At that time, the big American and British clippers trading tea between China and Europe fought merciless battles to be the first back to London with their cargo to be able to sell their tea at the best price.
Joyon and his crew are also bringing some tea back to Europe after their long Asian voyage. Not to sell, but to promote the ancient way of growing tea, which continues today, and the beneficial educational measures put in place in particular in Vietnam, where the boat had a stopover in December.
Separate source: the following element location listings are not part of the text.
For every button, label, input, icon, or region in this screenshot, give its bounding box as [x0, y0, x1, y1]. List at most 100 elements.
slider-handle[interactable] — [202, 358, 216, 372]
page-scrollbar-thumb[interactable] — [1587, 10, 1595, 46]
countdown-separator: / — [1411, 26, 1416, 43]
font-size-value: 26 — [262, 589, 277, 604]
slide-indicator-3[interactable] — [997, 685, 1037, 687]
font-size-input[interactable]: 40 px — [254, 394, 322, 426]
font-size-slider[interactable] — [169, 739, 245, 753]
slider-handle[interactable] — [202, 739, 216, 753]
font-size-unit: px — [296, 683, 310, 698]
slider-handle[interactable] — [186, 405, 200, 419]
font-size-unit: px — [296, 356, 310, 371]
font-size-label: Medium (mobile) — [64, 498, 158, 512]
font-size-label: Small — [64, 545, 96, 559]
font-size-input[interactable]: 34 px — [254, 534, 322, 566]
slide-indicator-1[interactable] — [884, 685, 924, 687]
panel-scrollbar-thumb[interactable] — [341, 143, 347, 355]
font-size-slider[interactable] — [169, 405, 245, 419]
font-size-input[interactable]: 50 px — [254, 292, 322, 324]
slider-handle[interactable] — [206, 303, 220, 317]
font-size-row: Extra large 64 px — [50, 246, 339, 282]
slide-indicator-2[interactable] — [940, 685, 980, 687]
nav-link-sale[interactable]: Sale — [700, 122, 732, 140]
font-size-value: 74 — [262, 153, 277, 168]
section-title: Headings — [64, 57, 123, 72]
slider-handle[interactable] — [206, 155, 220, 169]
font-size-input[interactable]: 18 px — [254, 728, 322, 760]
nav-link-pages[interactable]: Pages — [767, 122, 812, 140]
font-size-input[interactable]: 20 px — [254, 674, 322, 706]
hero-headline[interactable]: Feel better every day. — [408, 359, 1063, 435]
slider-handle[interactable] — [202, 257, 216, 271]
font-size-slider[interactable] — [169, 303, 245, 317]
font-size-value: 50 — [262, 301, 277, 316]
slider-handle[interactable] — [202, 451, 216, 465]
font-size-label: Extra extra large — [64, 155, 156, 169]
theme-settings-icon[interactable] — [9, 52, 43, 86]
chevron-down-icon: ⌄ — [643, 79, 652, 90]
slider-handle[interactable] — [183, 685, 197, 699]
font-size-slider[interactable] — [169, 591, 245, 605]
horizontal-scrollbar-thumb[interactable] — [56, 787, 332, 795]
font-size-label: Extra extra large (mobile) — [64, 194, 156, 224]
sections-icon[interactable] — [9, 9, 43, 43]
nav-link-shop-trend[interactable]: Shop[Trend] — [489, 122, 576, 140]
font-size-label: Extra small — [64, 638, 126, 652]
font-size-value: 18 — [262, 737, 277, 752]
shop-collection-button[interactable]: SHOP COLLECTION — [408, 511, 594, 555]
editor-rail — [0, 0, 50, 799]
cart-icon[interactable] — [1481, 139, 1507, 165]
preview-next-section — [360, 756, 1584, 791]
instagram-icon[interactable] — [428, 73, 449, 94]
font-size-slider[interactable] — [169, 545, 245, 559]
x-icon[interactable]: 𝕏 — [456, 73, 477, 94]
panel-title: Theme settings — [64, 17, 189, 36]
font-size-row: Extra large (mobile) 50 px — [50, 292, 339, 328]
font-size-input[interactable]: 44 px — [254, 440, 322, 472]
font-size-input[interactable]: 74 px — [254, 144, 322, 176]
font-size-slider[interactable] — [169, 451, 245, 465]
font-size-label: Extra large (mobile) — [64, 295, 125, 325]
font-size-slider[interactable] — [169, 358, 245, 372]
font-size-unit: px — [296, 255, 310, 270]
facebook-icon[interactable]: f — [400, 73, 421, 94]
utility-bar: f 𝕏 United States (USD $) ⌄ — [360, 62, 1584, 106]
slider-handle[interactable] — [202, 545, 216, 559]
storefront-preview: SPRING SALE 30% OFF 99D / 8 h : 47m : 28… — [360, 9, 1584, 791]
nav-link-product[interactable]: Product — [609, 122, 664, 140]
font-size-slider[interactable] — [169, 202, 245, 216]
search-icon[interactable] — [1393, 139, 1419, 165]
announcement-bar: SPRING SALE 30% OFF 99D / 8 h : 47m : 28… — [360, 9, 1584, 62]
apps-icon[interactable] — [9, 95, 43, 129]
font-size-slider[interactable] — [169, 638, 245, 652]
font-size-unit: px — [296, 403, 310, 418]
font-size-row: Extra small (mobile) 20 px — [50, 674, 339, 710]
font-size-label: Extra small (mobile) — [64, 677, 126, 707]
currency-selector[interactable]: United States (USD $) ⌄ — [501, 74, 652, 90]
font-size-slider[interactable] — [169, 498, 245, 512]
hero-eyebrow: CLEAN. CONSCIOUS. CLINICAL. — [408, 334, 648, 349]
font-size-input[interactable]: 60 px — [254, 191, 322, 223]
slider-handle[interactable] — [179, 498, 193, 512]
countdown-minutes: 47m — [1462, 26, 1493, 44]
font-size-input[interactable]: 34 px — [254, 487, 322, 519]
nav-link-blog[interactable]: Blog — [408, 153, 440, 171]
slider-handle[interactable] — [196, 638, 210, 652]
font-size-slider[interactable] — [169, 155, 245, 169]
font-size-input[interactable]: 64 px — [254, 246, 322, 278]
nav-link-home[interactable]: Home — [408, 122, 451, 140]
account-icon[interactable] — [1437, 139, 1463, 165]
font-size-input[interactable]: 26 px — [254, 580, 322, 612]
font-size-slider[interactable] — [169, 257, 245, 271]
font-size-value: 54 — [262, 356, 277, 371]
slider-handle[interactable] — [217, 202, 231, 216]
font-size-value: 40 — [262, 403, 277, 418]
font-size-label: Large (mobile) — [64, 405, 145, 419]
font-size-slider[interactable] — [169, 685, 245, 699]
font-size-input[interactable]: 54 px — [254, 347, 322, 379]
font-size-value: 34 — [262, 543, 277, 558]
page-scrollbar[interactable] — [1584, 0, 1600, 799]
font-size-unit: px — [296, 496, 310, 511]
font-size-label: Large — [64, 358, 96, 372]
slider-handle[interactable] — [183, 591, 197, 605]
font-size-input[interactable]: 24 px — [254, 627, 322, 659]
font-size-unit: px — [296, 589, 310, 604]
We look back at one of the remarkable stopovers in the crew’s Asian Tour – Vietnam.
During the stopover in Ho Chi Minh City, the crew of IDEC Sport took advantage of the opportunity to meet some producers of tea, spices and organic herbs grown near Saigon by the isolated communities in Northern Vietnam.
The crew was able to visit the Bao Loc tea garden, meet some producers, stroll around the tea plantations, taste the famous green tea and bring some samples of this organic, traditional product back to London with them.
Organised in a cooperative, the Hiep Thanh Co firm, which welcomed the sailing crew, works with 850 households and has developed the production of the traditional tea over 650 hectares.
Their product has been certified as an organic and fair trade product. Hiep Thanh Co also supports the philanthropic organisation, SANSE in order to encourage access for young people in the isolated regions of Vietnam to higher education.